Based on the results of the present study, the low mtDNA copy number in treatment-naïve HCV-infected patients suggests that chronic HCV infection has been associated with a prominent mitochondrial injury which could be involved in the progression of HCV-related chronic liver disease. The improved mtDNA content after DAA therapy highlights a possible potential of these drugs to alleviate mitochondrial damage in HCV-related liver disease. New strategies to directly manipulate mtDNA and restore the mitochondrial oxidative phosphorylation could be exploited for therapy to reduce the burden of liver disease.
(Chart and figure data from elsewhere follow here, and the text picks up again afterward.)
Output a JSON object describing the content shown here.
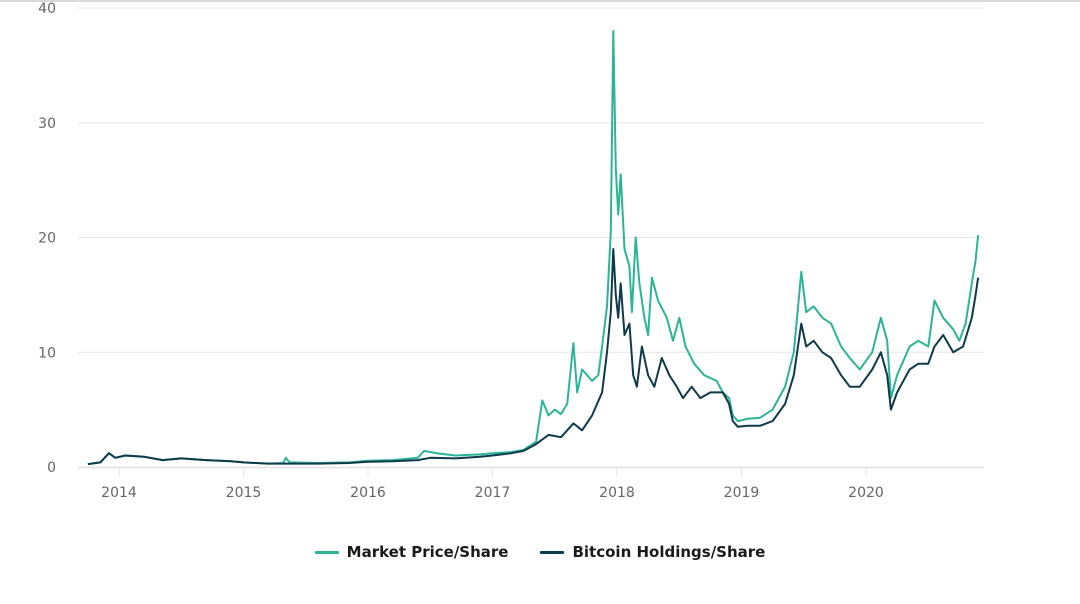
{
  "chart_data": {
    "type": "line",
    "title": "",
    "xlabel": "",
    "ylabel": "",
    "xlim": [
      2013.68,
      2020.95
    ],
    "ylim": [
      0,
      40
    ],
    "y_ticks": [
      0,
      10,
      20,
      30,
      40
    ],
    "x_ticks": [
      {
        "value": 2014,
        "label": "2014"
      },
      {
        "value": 2015,
        "label": "2015"
      },
      {
        "value": 2016,
        "label": "2016"
      },
      {
        "value": 2017,
        "label": "2017"
      },
      {
        "value": 2018,
        "label": "2018"
      },
      {
        "value": 2019,
        "label": "2019"
      },
      {
        "value": 2020,
        "label": "2020"
      }
    ],
    "grid": "horizontal",
    "legend_position": "bottom-center",
    "series": [
      {
        "name": "Market Price/Share",
        "color": "#2bb594",
        "points": [
          [
            2013.75,
            0.25
          ],
          [
            2013.85,
            0.4
          ],
          [
            2013.92,
            1.2
          ],
          [
            2013.97,
            0.8
          ],
          [
            2014.05,
            1.0
          ],
          [
            2014.2,
            0.9
          ],
          [
            2014.35,
            0.6
          ],
          [
            2014.5,
            0.75
          ],
          [
            2014.7,
            0.6
          ],
          [
            2014.9,
            0.5
          ],
          [
            2015.0,
            0.4
          ],
          [
            2015.2,
            0.3
          ],
          [
            2015.32,
            0.35
          ],
          [
            2015.34,
            0.8
          ],
          [
            2015.37,
            0.4
          ],
          [
            2015.6,
            0.35
          ],
          [
            2015.85,
            0.4
          ],
          [
            2016.0,
            0.55
          ],
          [
            2016.2,
            0.6
          ],
          [
            2016.4,
            0.8
          ],
          [
            2016.45,
            1.4
          ],
          [
            2016.55,
            1.2
          ],
          [
            2016.7,
            1.0
          ],
          [
            2016.9,
            1.1
          ],
          [
            2017.0,
            1.2
          ],
          [
            2017.15,
            1.3
          ],
          [
            2017.25,
            1.5
          ],
          [
            2017.35,
            2.2
          ],
          [
            2017.4,
            5.8
          ],
          [
            2017.45,
            4.5
          ],
          [
            2017.5,
            5.0
          ],
          [
            2017.55,
            4.6
          ],
          [
            2017.6,
            5.5
          ],
          [
            2017.65,
            10.8
          ],
          [
            2017.68,
            6.5
          ],
          [
            2017.72,
            8.5
          ],
          [
            2017.8,
            7.5
          ],
          [
            2017.85,
            8.0
          ],
          [
            2017.88,
            10.5
          ],
          [
            2017.92,
            14.0
          ],
          [
            2017.95,
            20.5
          ],
          [
            2017.97,
            38.0
          ],
          [
            2017.99,
            26.0
          ],
          [
            2018.01,
            22.0
          ],
          [
            2018.03,
            25.5
          ],
          [
            2018.06,
            19.0
          ],
          [
            2018.1,
            17.5
          ],
          [
            2018.12,
            13.5
          ],
          [
            2018.15,
            20.0
          ],
          [
            2018.18,
            16.0
          ],
          [
            2018.22,
            13.0
          ],
          [
            2018.25,
            11.5
          ],
          [
            2018.28,
            16.5
          ],
          [
            2018.33,
            14.5
          ],
          [
            2018.4,
            13.0
          ],
          [
            2018.45,
            11.0
          ],
          [
            2018.5,
            13.0
          ],
          [
            2018.55,
            10.5
          ],
          [
            2018.62,
            9.0
          ],
          [
            2018.7,
            8.0
          ],
          [
            2018.8,
            7.5
          ],
          [
            2018.85,
            6.5
          ],
          [
            2018.9,
            6.0
          ],
          [
            2018.93,
            4.5
          ],
          [
            2018.97,
            4.0
          ],
          [
            2019.05,
            4.2
          ],
          [
            2019.15,
            4.3
          ],
          [
            2019.25,
            5.0
          ],
          [
            2019.35,
            7.0
          ],
          [
            2019.42,
            10.0
          ],
          [
            2019.48,
            17.0
          ],
          [
            2019.52,
            13.5
          ],
          [
            2019.58,
            14.0
          ],
          [
            2019.65,
            13.0
          ],
          [
            2019.72,
            12.5
          ],
          [
            2019.8,
            10.5
          ],
          [
            2019.87,
            9.5
          ],
          [
            2019.95,
            8.5
          ],
          [
            2020.05,
            10.0
          ],
          [
            2020.12,
            13.0
          ],
          [
            2020.17,
            11.0
          ],
          [
            2020.2,
            6.0
          ],
          [
            2020.25,
            8.0
          ],
          [
            2020.35,
            10.5
          ],
          [
            2020.42,
            11.0
          ],
          [
            2020.5,
            10.5
          ],
          [
            2020.55,
            14.5
          ],
          [
            2020.62,
            13.0
          ],
          [
            2020.7,
            12.0
          ],
          [
            2020.75,
            11.0
          ],
          [
            2020.8,
            12.5
          ],
          [
            2020.85,
            16.0
          ],
          [
            2020.88,
            18.0
          ],
          [
            2020.9,
            20.2
          ]
        ]
      },
      {
        "name": "Bitcoin Holdings/Share",
        "color": "#0f3a4a",
        "points": [
          [
            2013.75,
            0.25
          ],
          [
            2013.85,
            0.4
          ],
          [
            2013.92,
            1.2
          ],
          [
            2013.97,
            0.8
          ],
          [
            2014.05,
            1.0
          ],
          [
            2014.2,
            0.9
          ],
          [
            2014.35,
            0.6
          ],
          [
            2014.5,
            0.75
          ],
          [
            2014.7,
            0.6
          ],
          [
            2014.9,
            0.5
          ],
          [
            2015.0,
            0.4
          ],
          [
            2015.2,
            0.3
          ],
          [
            2015.4,
            0.3
          ],
          [
            2015.6,
            0.3
          ],
          [
            2015.85,
            0.35
          ],
          [
            2016.0,
            0.45
          ],
          [
            2016.2,
            0.5
          ],
          [
            2016.4,
            0.6
          ],
          [
            2016.5,
            0.8
          ],
          [
            2016.7,
            0.75
          ],
          [
            2016.9,
            0.9
          ],
          [
            2017.0,
            1.0
          ],
          [
            2017.15,
            1.2
          ],
          [
            2017.25,
            1.4
          ],
          [
            2017.35,
            2.0
          ],
          [
            2017.45,
            2.8
          ],
          [
            2017.55,
            2.6
          ],
          [
            2017.65,
            3.8
          ],
          [
            2017.72,
            3.2
          ],
          [
            2017.8,
            4.5
          ],
          [
            2017.88,
            6.5
          ],
          [
            2017.92,
            10.0
          ],
          [
            2017.95,
            13.5
          ],
          [
            2017.97,
            19.0
          ],
          [
            2017.99,
            15.0
          ],
          [
            2018.01,
            13.0
          ],
          [
            2018.03,
            16.0
          ],
          [
            2018.06,
            11.5
          ],
          [
            2018.1,
            12.5
          ],
          [
            2018.13,
            8.0
          ],
          [
            2018.16,
            7.0
          ],
          [
            2018.2,
            10.5
          ],
          [
            2018.25,
            8.0
          ],
          [
            2018.3,
            7.0
          ],
          [
            2018.36,
            9.5
          ],
          [
            2018.42,
            8.0
          ],
          [
            2018.48,
            7.0
          ],
          [
            2018.53,
            6.0
          ],
          [
            2018.6,
            7.0
          ],
          [
            2018.67,
            6.0
          ],
          [
            2018.75,
            6.5
          ],
          [
            2018.85,
            6.5
          ],
          [
            2018.9,
            5.5
          ],
          [
            2018.93,
            4.0
          ],
          [
            2018.97,
            3.5
          ],
          [
            2019.05,
            3.6
          ],
          [
            2019.15,
            3.6
          ],
          [
            2019.25,
            4.0
          ],
          [
            2019.35,
            5.5
          ],
          [
            2019.42,
            8.0
          ],
          [
            2019.48,
            12.5
          ],
          [
            2019.52,
            10.5
          ],
          [
            2019.58,
            11.0
          ],
          [
            2019.65,
            10.0
          ],
          [
            2019.72,
            9.5
          ],
          [
            2019.8,
            8.0
          ],
          [
            2019.87,
            7.0
          ],
          [
            2019.95,
            7.0
          ],
          [
            2020.05,
            8.5
          ],
          [
            2020.12,
            10.0
          ],
          [
            2020.17,
            8.0
          ],
          [
            2020.2,
            5.0
          ],
          [
            2020.25,
            6.5
          ],
          [
            2020.35,
            8.5
          ],
          [
            2020.42,
            9.0
          ],
          [
            2020.5,
            9.0
          ],
          [
            2020.55,
            10.5
          ],
          [
            2020.62,
            11.5
          ],
          [
            2020.7,
            10.0
          ],
          [
            2020.78,
            10.5
          ],
          [
            2020.85,
            13.0
          ],
          [
            2020.88,
            15.0
          ],
          [
            2020.9,
            16.5
          ]
        ]
      }
    ]
  },
  "legend": {
    "items": [
      {
        "label": "Market Price/Share",
        "color": "#2bb594"
      },
      {
        "label": "Bitcoin Holdings/Share",
        "color": "#0f3a4a"
      }
    ]
  }
}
In order to disclose implication of mitochondrial reactivity in the progression of liver disease, it is recommended that the validity of mtDNA copy number as a potential biomarker in relation to cirrhosis and HCC development should be fully explored in prospective clinical trials, with inclusion of patients with other stages of HCV-related liver disease and patients with etiologies of liver disease other than HCV infection would be justified to optimize the present study. Monitoring the evolution of HCV disease after viral cure is extremely important, hence it would be valuable to analyze the effect of treatment-induced viral clearance on mtDNA content in relation to any possible improvement in liver pathology. Moreover, it is imperative to discover the not-yet-known purposeful and off-target effects of DAA therapy as regard the cellular and mitochondrial responses. Indeed the use of paired liver tissues to fully display the mitochondrial content and condition before and after DAA therapy is extremely valuable, but peripheral blood can be easily and repeatedly collected as necessary and certainly exhibit a broader repertoire. Investigation of other ultrastructural and biochemical alterations in mitochondria as well as other markers of oxidative stress would be plausible.